Nas cordas, está fazendo qualquer negócio
Caminhos são opostos. Zumbi da economia levou uma enrolada
A necessidade que Jair Bolsonaro teve de afirmar, peremptoriamente, na segunda-feira (27), em entrevista coletiva no Planalto, que “o homem que decide a economia no Brasil é um só: chama-se Paulo Guedes”, mostra apenas uma coisa: que Guedes está com espaço cada vez menor dentro do governo.
Significa que, depois que o general Braga Neto ocupou o espaço vazio deixado pela visão retrógrada e recessiva dos chicago-boys da Economia e lançou o seu programa desenvolvimentista “Pró-Brasil”, Paulo Guedes não está mais com essa bola toda.
A verdade é que Guedes e sua equipe estão mais perdidos que cego em tiroteio. Não sabem como enfrentar a crise e ameaçaram uma debandada geral, caso o plano do general Braga Neto continuasse sendo prestigiado e fortalecido pelo governo.
Aferrados ao passado ultraneoliberal, os membros da equipe de Guedes, e ele próprio, fingem não ver que a realidade mudou drasticamente. A crise exige novas políticas, e eles, acostumados ao rentismo, literalmente não sabem o que fazer.
O ministro deu mostras, inclusive, nos últimos dias que não conseguia nem decidir que sapato deveria calçar para ir a uma solenidade no Palácio do Planalto. Parecia um zumbi de máscara e sem sapatos ouvindo o discurso sem-pé-nem-cabeça de Bolsonaro.
Ironicamente, diante de toda essa situação, o presidente saiu da reunião da segunda-feira com o ministro ao lado e disse com ares de anúncio: “ele [Guedes] nos dá o norte, nos dá recomendações e o que nós realmente devemos seguir”.
Era o que Guedes e seu grupo de salteadores do patrimônio queriam ouvir como condição para permanecerem um tempo a mais em seus cargos. A única coisa que eles vinham fazendo até o início da pandemia era desmontar o Estado brasileiro, estrangular os serviços públicos, fechar hospitais públicos, leiloar as empresas brasileiras, perseguir servidores e transferir boa parte do dinheiro público para os bancos. Queriam o aval para seguir com esse desastre, mesmo durante a após a pandemia.
Essa politica de Guedes & Cia já vem há algum tempo provocando a desindustrialização do país, o desmonte do Estado e a elevação do desemprego. Diante da crise mundial do coronavírus e suas consequêcias no Brasil, essa política tem tudo para tornar-se uma hecatombe econômica.

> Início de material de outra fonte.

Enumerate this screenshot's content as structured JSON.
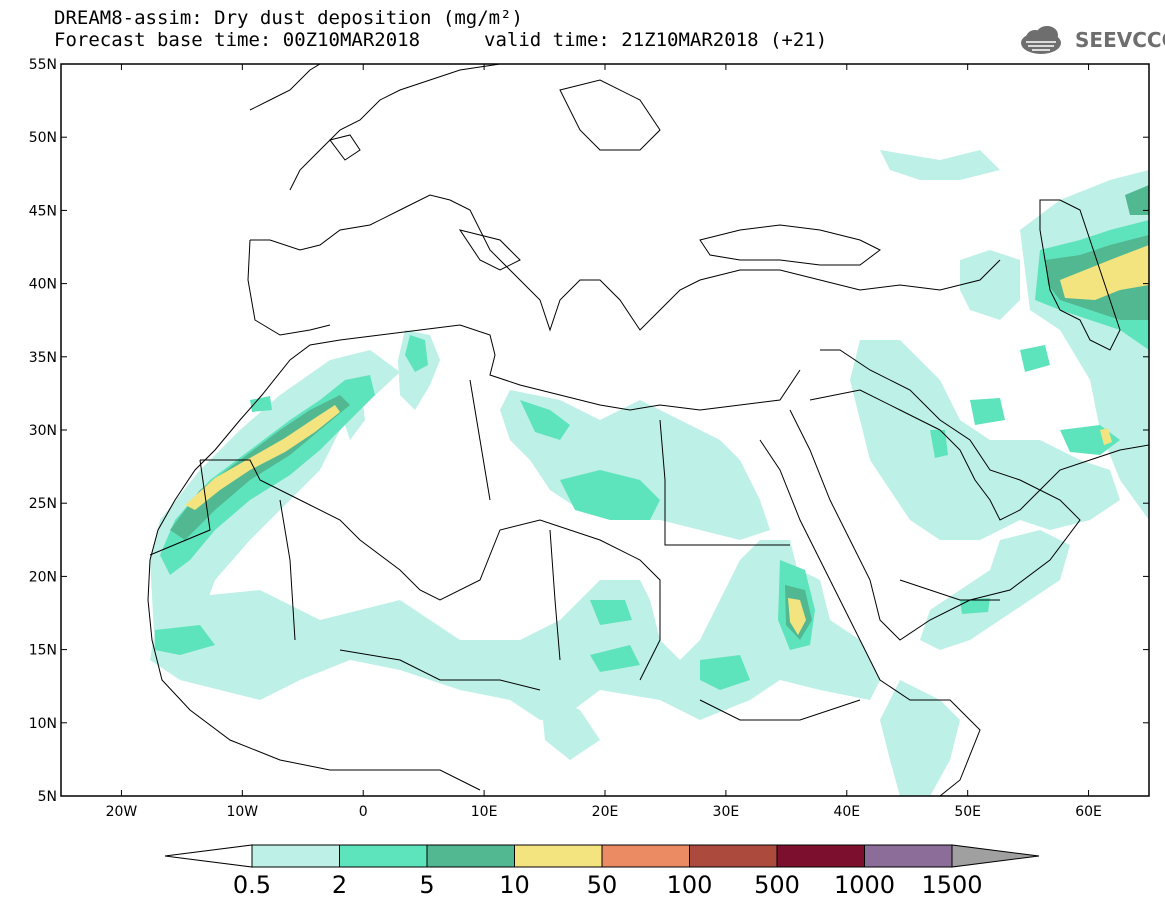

Ela simplesmente foi confrontada de frente pelo plano desenvolvimentista do general Braga Neto. O plano do general vai no sentido oposto ao de Guedes. Bolsonaro, nas cordas pela sequência de denúncias contra ele, acabou sendo obrigado a se equilibrar entre as duas opções. Certamente para adiar por algum tempo a saída do desgastado Paulo Guedes.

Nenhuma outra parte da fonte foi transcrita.